Are reflections in higher dimensions commutative?

If $~r_1, r_2 ,\cdots, r_t~$ are a sequence of reflections about $~x_1=\frac{1}{2},\cdots,x_n=\frac{1}{2}~$ respectively in n dimensions does the sequence of reflections matter?


Solution 1:

First answering the original version of the question.

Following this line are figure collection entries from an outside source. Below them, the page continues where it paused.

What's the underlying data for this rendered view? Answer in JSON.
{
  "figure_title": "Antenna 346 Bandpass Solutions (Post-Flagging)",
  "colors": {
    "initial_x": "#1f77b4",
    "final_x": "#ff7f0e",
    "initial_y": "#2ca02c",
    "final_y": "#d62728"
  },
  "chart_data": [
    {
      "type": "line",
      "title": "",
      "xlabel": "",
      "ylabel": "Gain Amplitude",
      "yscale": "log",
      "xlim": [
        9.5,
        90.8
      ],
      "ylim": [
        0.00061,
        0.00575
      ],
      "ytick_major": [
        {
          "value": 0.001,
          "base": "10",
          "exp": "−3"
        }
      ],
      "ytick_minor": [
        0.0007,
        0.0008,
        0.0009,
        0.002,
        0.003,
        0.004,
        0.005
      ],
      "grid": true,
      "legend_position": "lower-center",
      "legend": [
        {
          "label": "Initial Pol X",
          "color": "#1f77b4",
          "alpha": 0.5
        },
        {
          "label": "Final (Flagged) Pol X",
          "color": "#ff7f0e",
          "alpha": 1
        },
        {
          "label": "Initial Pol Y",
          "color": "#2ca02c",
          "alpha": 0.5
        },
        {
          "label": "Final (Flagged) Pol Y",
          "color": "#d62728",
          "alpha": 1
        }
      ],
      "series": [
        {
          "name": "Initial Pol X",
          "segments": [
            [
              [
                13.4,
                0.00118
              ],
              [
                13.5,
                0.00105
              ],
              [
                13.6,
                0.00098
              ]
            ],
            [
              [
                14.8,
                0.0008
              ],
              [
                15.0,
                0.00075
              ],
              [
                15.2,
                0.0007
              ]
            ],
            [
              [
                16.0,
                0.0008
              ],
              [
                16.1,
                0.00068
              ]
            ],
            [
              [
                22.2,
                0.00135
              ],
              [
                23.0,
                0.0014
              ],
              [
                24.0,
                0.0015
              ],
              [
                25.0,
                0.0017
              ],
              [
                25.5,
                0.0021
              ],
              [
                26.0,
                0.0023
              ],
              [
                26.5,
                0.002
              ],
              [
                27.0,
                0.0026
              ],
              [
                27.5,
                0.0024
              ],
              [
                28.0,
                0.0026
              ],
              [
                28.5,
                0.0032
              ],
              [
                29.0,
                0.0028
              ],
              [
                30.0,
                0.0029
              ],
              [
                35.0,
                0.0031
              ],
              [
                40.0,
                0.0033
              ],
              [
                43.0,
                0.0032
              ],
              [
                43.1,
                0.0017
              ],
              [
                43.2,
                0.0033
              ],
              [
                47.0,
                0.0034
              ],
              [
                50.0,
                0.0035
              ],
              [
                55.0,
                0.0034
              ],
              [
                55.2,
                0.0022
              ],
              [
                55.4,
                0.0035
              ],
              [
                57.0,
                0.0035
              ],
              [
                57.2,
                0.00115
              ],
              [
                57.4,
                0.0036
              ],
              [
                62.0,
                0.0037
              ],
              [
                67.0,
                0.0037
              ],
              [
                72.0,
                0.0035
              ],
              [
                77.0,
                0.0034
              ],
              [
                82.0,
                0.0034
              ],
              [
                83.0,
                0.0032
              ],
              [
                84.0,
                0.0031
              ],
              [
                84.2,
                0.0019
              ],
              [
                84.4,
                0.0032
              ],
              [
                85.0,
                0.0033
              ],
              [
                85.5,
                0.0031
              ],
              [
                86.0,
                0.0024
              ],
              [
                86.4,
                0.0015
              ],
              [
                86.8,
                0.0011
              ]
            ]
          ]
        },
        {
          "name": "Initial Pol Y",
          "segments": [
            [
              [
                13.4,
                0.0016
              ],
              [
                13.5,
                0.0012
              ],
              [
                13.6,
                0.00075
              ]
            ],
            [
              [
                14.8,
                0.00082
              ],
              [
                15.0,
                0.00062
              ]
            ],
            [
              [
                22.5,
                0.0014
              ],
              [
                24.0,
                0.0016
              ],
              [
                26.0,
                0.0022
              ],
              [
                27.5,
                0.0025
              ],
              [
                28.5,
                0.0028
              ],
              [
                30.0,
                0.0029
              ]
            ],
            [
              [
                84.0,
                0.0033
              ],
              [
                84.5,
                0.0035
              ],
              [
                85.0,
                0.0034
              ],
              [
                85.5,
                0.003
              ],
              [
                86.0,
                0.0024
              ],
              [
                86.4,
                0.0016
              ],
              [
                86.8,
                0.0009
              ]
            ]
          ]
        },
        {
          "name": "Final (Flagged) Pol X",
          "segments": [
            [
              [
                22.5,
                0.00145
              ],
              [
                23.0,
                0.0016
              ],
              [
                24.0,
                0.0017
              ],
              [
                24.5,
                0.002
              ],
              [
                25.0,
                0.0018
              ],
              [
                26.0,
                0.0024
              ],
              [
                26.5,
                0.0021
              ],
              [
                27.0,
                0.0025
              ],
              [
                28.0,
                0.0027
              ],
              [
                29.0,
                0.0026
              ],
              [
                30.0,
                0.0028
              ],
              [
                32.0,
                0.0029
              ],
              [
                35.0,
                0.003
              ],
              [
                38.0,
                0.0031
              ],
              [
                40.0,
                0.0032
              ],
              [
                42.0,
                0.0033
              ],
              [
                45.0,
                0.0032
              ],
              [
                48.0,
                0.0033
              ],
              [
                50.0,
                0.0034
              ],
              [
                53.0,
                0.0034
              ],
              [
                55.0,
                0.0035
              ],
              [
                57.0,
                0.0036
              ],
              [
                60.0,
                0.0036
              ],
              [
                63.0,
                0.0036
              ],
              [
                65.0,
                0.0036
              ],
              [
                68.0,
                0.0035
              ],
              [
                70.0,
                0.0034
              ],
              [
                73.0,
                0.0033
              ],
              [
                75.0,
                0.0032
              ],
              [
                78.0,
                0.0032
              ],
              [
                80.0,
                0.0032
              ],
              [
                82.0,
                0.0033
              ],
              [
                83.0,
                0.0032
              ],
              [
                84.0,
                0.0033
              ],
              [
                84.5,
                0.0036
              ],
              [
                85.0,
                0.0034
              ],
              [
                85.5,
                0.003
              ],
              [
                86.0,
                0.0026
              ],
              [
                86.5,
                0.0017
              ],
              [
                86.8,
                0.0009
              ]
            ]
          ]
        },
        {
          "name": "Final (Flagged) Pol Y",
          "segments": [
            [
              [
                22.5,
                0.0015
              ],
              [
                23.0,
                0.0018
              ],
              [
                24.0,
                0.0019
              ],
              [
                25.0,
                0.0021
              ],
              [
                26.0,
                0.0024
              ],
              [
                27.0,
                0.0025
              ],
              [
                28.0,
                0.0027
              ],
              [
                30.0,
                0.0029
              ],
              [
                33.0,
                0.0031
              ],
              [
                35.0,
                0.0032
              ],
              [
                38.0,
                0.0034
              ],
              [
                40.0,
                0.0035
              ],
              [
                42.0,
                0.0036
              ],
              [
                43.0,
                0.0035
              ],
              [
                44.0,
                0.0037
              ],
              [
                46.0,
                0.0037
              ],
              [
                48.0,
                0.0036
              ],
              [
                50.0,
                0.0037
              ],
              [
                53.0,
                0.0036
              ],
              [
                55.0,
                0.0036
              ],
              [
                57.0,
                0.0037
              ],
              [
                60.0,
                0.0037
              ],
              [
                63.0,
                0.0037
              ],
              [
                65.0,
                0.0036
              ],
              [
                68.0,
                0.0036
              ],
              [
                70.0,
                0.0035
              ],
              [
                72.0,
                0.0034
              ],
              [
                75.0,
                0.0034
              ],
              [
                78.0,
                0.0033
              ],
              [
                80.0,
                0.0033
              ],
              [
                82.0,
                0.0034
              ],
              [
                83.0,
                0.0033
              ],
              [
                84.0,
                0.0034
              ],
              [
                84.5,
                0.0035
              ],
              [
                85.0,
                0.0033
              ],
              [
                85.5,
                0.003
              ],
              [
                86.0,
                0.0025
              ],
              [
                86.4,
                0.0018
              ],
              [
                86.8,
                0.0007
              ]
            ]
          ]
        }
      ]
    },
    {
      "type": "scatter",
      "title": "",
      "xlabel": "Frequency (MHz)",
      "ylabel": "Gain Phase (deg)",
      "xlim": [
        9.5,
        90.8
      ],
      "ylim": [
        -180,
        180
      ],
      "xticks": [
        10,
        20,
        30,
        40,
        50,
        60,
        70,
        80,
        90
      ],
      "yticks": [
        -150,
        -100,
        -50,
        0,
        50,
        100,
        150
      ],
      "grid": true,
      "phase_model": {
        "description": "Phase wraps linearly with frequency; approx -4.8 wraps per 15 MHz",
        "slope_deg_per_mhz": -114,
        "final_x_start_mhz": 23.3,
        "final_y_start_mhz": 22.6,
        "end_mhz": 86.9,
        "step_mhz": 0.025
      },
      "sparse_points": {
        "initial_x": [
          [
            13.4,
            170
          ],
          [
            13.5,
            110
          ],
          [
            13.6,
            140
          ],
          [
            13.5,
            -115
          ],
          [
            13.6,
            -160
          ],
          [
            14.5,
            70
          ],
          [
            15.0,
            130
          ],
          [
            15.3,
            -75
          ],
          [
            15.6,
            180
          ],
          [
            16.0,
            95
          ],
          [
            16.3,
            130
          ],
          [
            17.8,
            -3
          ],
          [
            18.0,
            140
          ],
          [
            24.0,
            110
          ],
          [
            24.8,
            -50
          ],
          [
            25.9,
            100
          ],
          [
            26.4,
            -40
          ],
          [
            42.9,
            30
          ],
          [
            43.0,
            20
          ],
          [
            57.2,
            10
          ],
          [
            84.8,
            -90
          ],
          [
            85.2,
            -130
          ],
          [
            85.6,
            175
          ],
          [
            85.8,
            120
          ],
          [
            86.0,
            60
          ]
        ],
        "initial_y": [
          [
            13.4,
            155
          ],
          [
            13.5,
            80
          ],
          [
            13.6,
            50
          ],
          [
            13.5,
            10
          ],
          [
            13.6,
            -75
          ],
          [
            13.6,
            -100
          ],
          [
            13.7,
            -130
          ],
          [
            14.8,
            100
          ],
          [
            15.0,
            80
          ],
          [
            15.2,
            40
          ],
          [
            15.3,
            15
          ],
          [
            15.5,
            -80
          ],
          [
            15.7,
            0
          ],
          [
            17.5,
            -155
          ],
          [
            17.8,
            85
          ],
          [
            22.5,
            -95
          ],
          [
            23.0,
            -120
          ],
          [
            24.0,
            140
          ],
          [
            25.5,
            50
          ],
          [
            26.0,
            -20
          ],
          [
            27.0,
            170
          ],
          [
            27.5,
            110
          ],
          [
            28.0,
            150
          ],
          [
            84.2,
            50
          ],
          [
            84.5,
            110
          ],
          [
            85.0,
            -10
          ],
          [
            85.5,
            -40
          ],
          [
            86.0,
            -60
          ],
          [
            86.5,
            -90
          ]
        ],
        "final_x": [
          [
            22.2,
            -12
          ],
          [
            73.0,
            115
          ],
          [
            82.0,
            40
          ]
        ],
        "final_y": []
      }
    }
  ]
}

Absolutely! The order matters.

In $\Bbb{R}^n$ the orthogonal reflection $s_{ij}$ with respect to the hyperplane $x_i=x_j$ interchanges the two involved coordinates: $$s_{ij}:(x_1,\ldots,x_i,\ldots,x_j,\ldots,x_n)\mapsto (x_1,\ldots,x_{i-1},x_j,x_{i+1},\ldots,x_{j-1},x_i,x_{j+1},\ldots,x_n). $$ In other words, it permutes the coordinates according to the 2-cycle $(ij)$. But from an encounter with permutation groups you probably remember that 2-cycles don't always commute. For they generate the entire symmetric group $S_n$, which is non-commutative when $n\ge3$.

  • As Lee Mosher explained, an even simpler case of non-commuting reflections is with respect to two parallel hyperplanes. In that case the commutator of the two reflections is a translation.
  • But, if two hyperplanes, $H_1$ and $H_2$, in $\Bbb{R}^n$ are orthogonal to each other (= if their respective normal vectors $\vec{n}_1,\vec{n}_2$ are orthogonal), then they do commute.

Editing the answer to reflect the specification made to the question, if only a bit late :-)

So the hyperplanes $H_i$ determined by the equations $x_i=1/2$, with respective normals $\vec{n}_i=\vec{e}_i$, are all orthogonal to each other, the corresponding reflections do commute. In fact, reflection w.r.t. $H_i$ maps the point $$(x_1,\cdots,x_n)\mapsto (x_1,x_2,\ldots,x_{i-1},1-x_i,x_{i+1},\ldots,x_n).$$ Affecting only the $i$th coordinate, two such mappings commute.

Solution 2:

Presumably you already know this is true in dimension $1$: for example, reflection of the real line across $x=0$ and across $x=1$ do not commute.

This is easily convertible into an example in any number of dimensions. Consider $\mathbb R^n$ with coordinates $x_1,...,x_n$: reflection across the plane $x_1=0$ and across the plane $x_1=1$ do not commute.